The last words were unfortunate. They merely riveted the captain’s determination.
 
“You talk a great deal of nonsense, Martha,” he said, rising to depart. “I’ve fixed to take her, so the sooner you make up your minds to it the better.”
 
The sisters knew their brother’s character too well to waste more time in vain efforts; but Martha took him by the arm, and said earnestly—“Will you promise me, my dear George, that when she comes back from this voyage, you will never take her on another?”
 
“Yes, dear sister,” replied the captain, somewhat melted, “I promise that.”
 
Without another word Martha sat down and held out her arms to Ailie, who incontinently rushed into them. Propriety fled for the nonce, discomfited. Miss Martha’s curls were disarranged beyond repair, and Miss Martha’s collar was crushed to such an extent that the very laundress who had washed and starched and ironed it would have utterly failed to recognise it.

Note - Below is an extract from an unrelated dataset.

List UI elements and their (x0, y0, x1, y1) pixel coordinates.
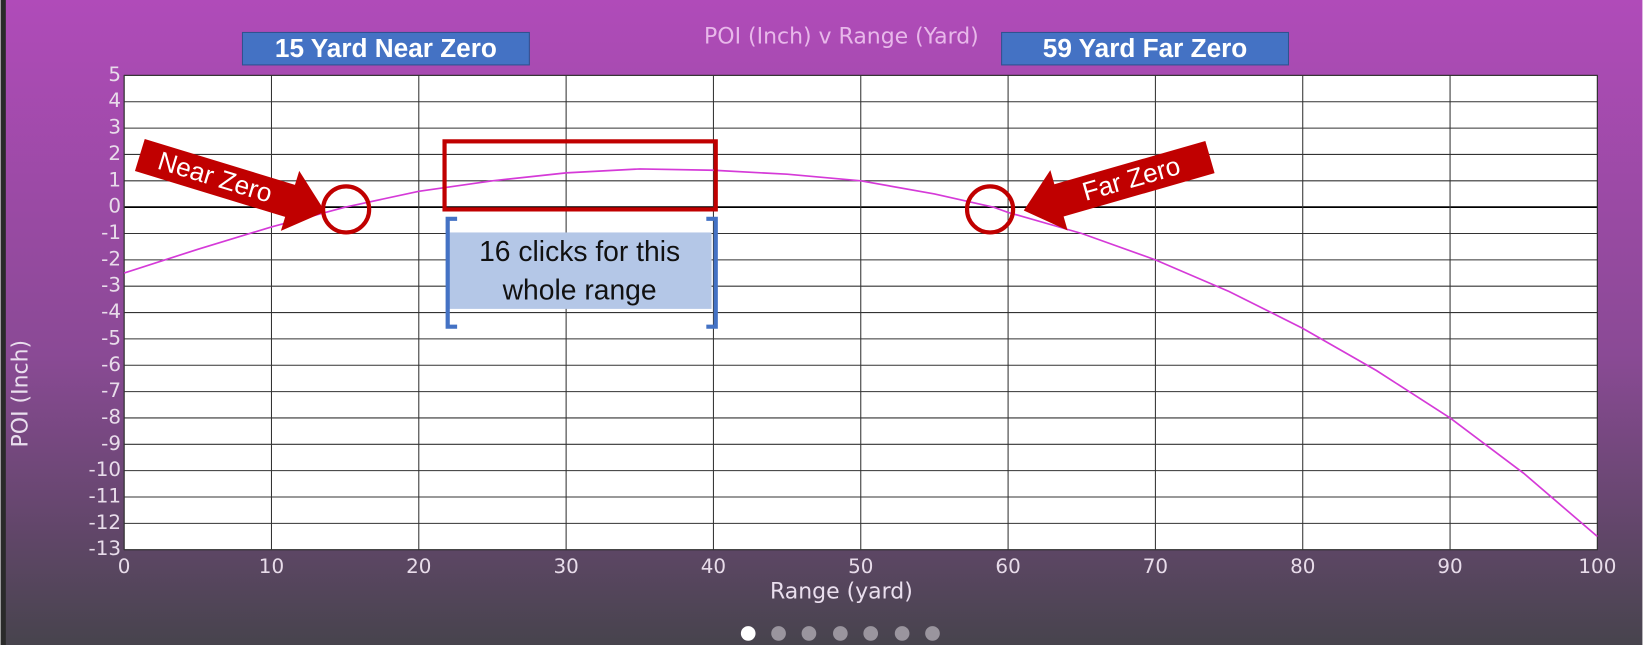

Miss Jane looked on at these improprieties in perfect indifference—nay, when, after her sister had had enough, the child was handed over to her, she submitted to the same violent treatment without a murmur. For once Nature was allowed to have her way, and all three had a good hearty satisfactory cry; in the midst of which Captain Dunning left them, and, proceeding on board his ship, hastened the preparations for his voyage to the Southern Seas.